NeuraCorp1212/AI_for_SmallMoleculeDesign

AI_for_SmallMoleculeDesign Welcome to the AI_for_SmallMoleculeDesign repository! Here, we explore the synergy between artificial intelligence and pharmaceutical science, focusing on the screening and design of small molecules. Our goal is to share innovative AI algorithms that contribute to the advancement of drug discovery.

About In this section, we provide an overview of the repository's purpose and the exciting intersection of AI and small molecule drug design. Learn about the potential impact of AI algorithms on revolutionizing the pharmaceutical landscape.

Algorithms —— Case 1 FeatNN Discover a collection of state-of-the-art AI algorithms specifically tailored for small molecule design. From molecular docking simulations to machine learning models, explore the tools that are reshaping how we approach drug discovery.

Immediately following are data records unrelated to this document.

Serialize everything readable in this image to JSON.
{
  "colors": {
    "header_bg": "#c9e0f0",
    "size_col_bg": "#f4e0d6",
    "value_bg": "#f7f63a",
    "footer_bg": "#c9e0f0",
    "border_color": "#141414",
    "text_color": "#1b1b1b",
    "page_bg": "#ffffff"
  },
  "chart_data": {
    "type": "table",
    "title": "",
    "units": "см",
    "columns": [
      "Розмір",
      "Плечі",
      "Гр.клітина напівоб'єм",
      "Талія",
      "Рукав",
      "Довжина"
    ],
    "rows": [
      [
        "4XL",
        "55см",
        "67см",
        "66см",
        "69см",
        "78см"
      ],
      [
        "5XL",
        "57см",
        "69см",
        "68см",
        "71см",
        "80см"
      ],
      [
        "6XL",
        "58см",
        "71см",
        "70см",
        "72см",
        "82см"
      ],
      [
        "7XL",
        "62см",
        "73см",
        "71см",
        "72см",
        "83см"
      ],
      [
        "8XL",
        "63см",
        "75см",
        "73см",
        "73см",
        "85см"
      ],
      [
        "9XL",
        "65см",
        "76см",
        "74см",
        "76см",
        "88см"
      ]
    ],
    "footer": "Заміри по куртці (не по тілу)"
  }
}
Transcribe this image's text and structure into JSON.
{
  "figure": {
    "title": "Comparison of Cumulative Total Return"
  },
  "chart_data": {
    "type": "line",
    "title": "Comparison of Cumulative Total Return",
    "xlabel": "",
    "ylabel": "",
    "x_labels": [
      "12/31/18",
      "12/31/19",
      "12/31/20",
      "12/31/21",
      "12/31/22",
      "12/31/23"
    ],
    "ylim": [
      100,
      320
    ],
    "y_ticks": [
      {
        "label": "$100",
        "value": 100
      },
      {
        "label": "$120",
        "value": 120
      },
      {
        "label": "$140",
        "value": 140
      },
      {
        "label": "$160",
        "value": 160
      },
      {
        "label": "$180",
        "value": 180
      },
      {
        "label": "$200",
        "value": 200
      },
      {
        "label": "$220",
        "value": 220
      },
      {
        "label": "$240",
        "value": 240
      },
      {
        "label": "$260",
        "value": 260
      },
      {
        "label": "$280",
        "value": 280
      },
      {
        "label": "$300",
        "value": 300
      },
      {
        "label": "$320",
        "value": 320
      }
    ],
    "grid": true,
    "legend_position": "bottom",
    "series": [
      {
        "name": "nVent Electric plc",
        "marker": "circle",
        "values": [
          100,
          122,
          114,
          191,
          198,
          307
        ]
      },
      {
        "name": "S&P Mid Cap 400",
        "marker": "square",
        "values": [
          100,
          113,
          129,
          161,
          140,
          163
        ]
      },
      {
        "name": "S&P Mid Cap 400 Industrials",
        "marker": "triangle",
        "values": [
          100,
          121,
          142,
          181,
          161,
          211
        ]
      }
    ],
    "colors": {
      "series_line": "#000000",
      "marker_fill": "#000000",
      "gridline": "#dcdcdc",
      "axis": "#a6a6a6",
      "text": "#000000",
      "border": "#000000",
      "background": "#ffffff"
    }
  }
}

Highly improved precision of binding affinity prediction with evolutionary strategy and deep GCN block(addressing the over-smoothing problem).

FeatNN Architecture

FeatNN achieves the SOTA performances in general datasets. alt text

FeatNN could effectively used in drug discovery and drug screening.

Note: The scripts were encrypted with the encoded algorthm. If you want know the detail of the project, please contact us with email: ansehen@163.com. If you have special needs or are interested in the data set construction process, please contact us, and we will upload and open source the code of the data set construction part in succession. The code of the model part is prohibited from commercial use. If you need the source code for the purpose of learning and education, please contact us. After verification, or you will be sent the model source code by email.

Required python packages python 3.6-3.8 pytorch torch-deploy-1.8 (GPU 3090, CUDA 11.2) torch = 1.10.1+cu113 torchvision = 0.11.2+cu113 rdkit (2021.09.4) bio = 1.3.3 biopython = 1.79 sklearn = 1.0.2 numpy = 1.21.5 pandas = 0.24.2 scipy = 1.7.1 openbabel = 3.1.1 argparse News:

The improvement directions of FeatNN mainly include the following 5 points:

On a dataset constructed from PDBbind, our model greatly outperforms the SOTA models in CPA prediction tasks. FeatNN considerably outperforms the SOTA baselines in CPA prediction, with R2, root mean square error (RMSE) and Pearson coefficient values that are highly elevated
An Evo-Updating block is employed in the protein encoding module to interactively update the sequence and structure information of proteins so that the high-quality features of proteins are extracted and presented, enabling FeatNN to outperform various SOTA models.
In FeatNN, the distance matrices of protein residues were discretized into one dimension, and a word embedding strategy was applied to encode protein structure information and significantly reduce the computational cost of the proposed method; however, it still effectively represented the structure information of proteins.
With respect to the extraction of compound features, a specific residual connection is applied to represent the molecular graph, in which the features of the initial nodes are added onto each layer of the GCN, such that the graph features representation limitation caused by the notorious oversmoothing problem in traditional deep GCNs is solved.
With the pretraining and fine-tuning strategy, both the generalization and R2 performance of the optimized model, FeatNNoptm, further increases compared to that of FeatNN.
FeatNN has excellent generalization in the affinity prediction task, which is vital and pivotal in the drug screening domain. Targeting severe acute respiratory syndrome coronavirus 2 (SARS-CoV-2) 3-chymotrypsin (3C)-like protease and Akt-1, the generalization of FeatNN vastly outperforms the SOTA baseline in the affinity value prediction task.
The prediction results of FeatNN with different conformations of the same protein are robust when 3D structure information is directly introduced in the model while neglecting the molecular dynamics of the protein.